SOON AFTER THIS, without informing my dear wife I became a member of Operation Rescue, which I discovered through the Army of God newsletter. In all, I would attend only three meetings and at these, I would not speak. But, with the others, I would vow to lay my life on the line for Jesus.
THE LOST DAUGHTER
In January 1998 it happened. Though I saw the other vehicle turning out onto the highway I could not brake my vehicle in time.
In a lightly falling snow it happened. And the highway beginning to glaze over with a thin glittering film of ice.
This too was a turn in my soul. Jesus, forgive me!
Some distance ahead saw the pickup continuing out onto the highway through the stop sign. At the County Line Road this was, just outside town. Where I would drive sometimes, to the county landfill. It is not a much-used road and so there is no traffic light only just a stop sign. In a lightly falling snow the pickup was not so visible as it would have been in bright sunshine for the chassis was of no-color like stone worn smooth.
When you are driving on the state highway north of Muskegee
Falls the speed limit is fifty-five miles an hour. There are few traffic lights.
So suddenly this happened, the pickup in the farthest-right lane.
Always there is a refusal to see what your eyes are seeing, when it is a terrible sight. When another has dared to behave so willfully and in violation of the law. For this was what’s called a rolling stop and it is in violation of the law.
Returning home from a morning of Saturday chores, and less than a mile from home. And in my distracted state—(for there is much to think about when your workhours have been cut back by one-third and in a family of five children of whom one has been diagnosed with a neurological condition)—seeming to hesitate for just a moment, a fraction of a moment, thinking—No. You are not going to push out onto the highway. Not in front of me.
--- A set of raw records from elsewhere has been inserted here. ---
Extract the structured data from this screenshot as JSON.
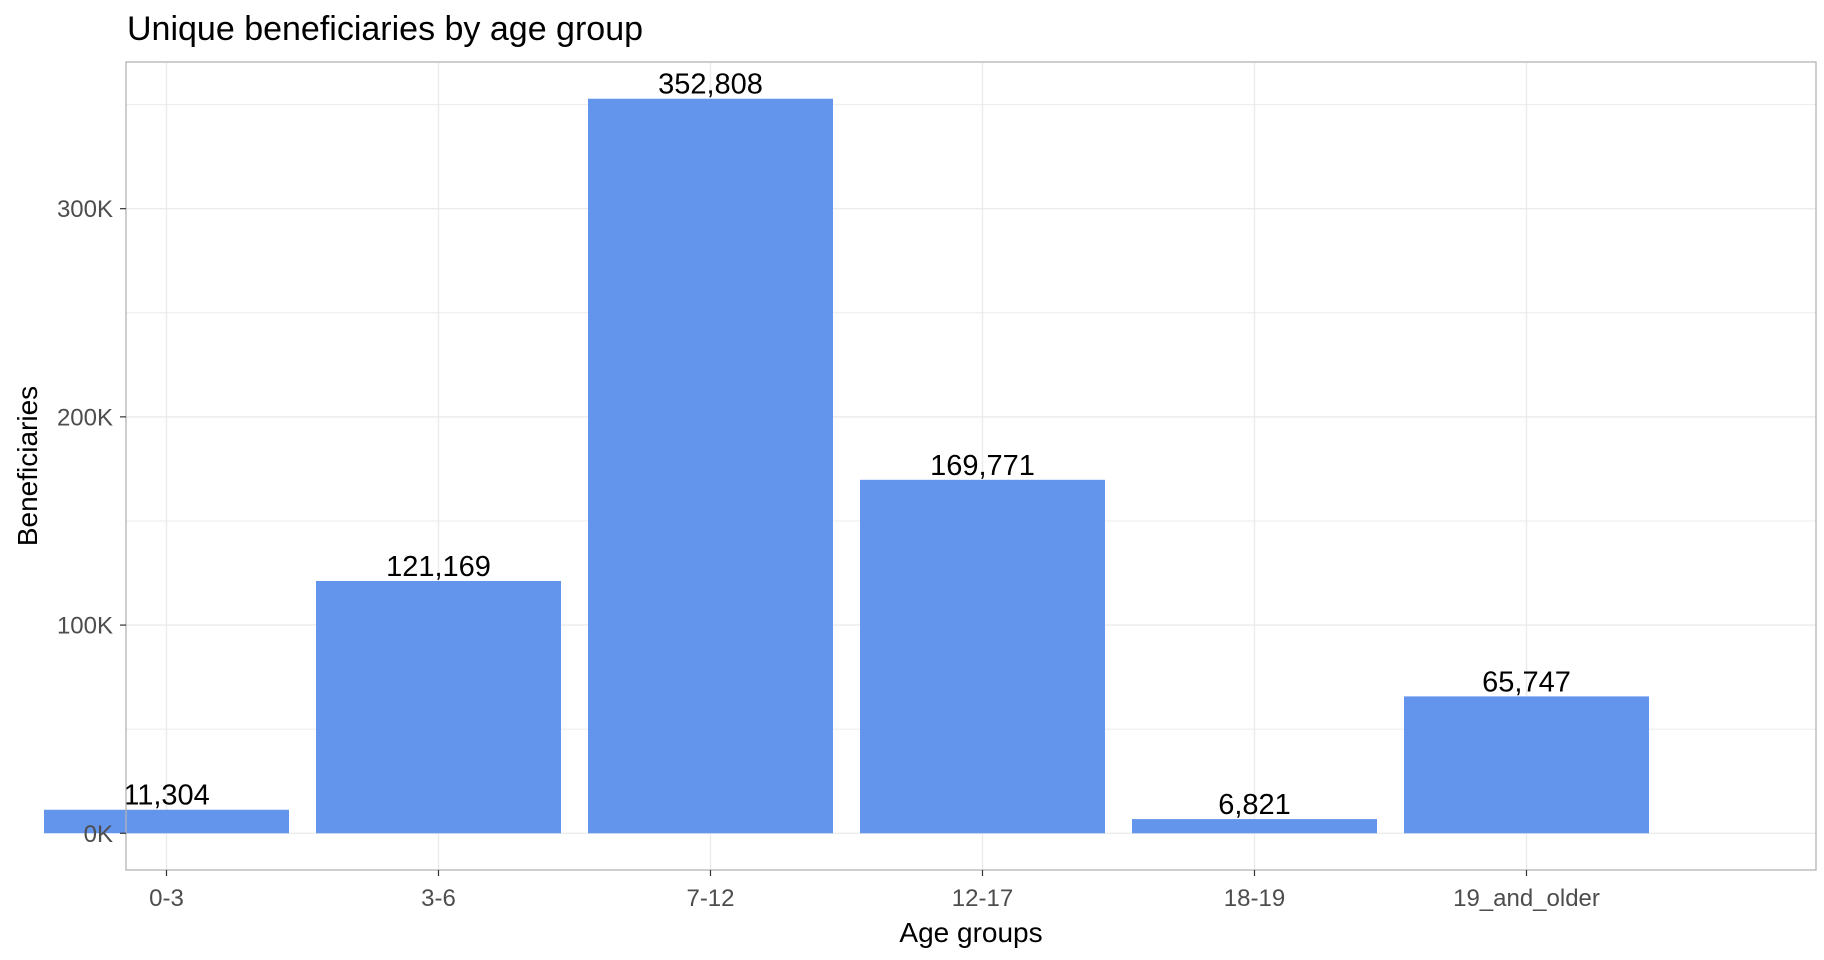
{
  "chart_data": {
    "type": "bar",
    "title": "Unique beneficiaries by age group",
    "xlabel": "Age groups",
    "ylabel": "Beneficiaries",
    "categories": [
      "0-3",
      "3-6",
      "7-12",
      "12-17",
      "18-19",
      "19_and_older"
    ],
    "values": [
      11304,
      121169,
      352808,
      169771,
      6821,
      65747
    ],
    "data_labels": [
      "11,304",
      "121,169",
      "352,808",
      "169,771",
      "6,821",
      "65,747"
    ],
    "y_ticks": [
      0,
      100000,
      200000,
      300000
    ],
    "y_tick_labels": [
      "0K",
      "100K",
      "200K",
      "300K"
    ],
    "ylim": [
      -17640,
      370448
    ],
    "grid": true,
    "legend": "none",
    "bar_color": "#6495ED",
    "gridline_color": "#EBEBEB",
    "panel_border_color": "#B3B3B3"
  }
}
It is not like me, to think in such a way. Except sometimes behind the wheel of my vehicle when others seek to cut me off or take advantage. And even then, when turning at a light, a left-turn for instance, it is (usually) my custom to allow the driver in the opposite lane to turn first, out of friendliness; for a young minister who was much admired, in Toledo, had behaved in such a way, in imitation of Jesus, and had made an impression upon me. Also it is rare for me to speed on any road, for “anger management” has taught me to master such aggressiveness, as it is called, on the road as elsewhere.
Turning the other cheek as Jesus bade us is just good sound advice, we were told. The person who is hurt by anger, is you.
But it seemed, the pickup at County Line Road had scarcely slowed its speed before continuing out into the busy highway. Whoever was at the wheel of the vehicle could see how traffic in the farthest-right lane was speeding toward him and could gauge (it is to be supposed) that there was (probably) not sufficient time for him to turn onto the highway and increase his speed to prevent a collision, yet boldly he proceeded just the same.
He would be a young man, I guessed. A teenager.
Possibly a man of my age. But not a woman, and not an elderly man.
From somewhere close by came a terrible sound of a horn, or horns. And even as my foot leapt to the brake, to press down hard, it was too late to avoid a collision with the vehicle directly in front of me, that was traveling at a speed more or less identical to my own, but now was being braked by its driver, to avoid hitting the pickup in the lane ahead; and without thinking, for there was no time to think, I turned the wheel of my vehicle sharply to the left, and pressed down the brake pedal even as the tires were skidding on the ice-film. Within seconds there was a three-vehicle collision even as—(as we would afterward learn)—the pickup continued on the highway, in the right lane, speeding away without (it seemed) a backward glance; and the guilty driver never apprehended.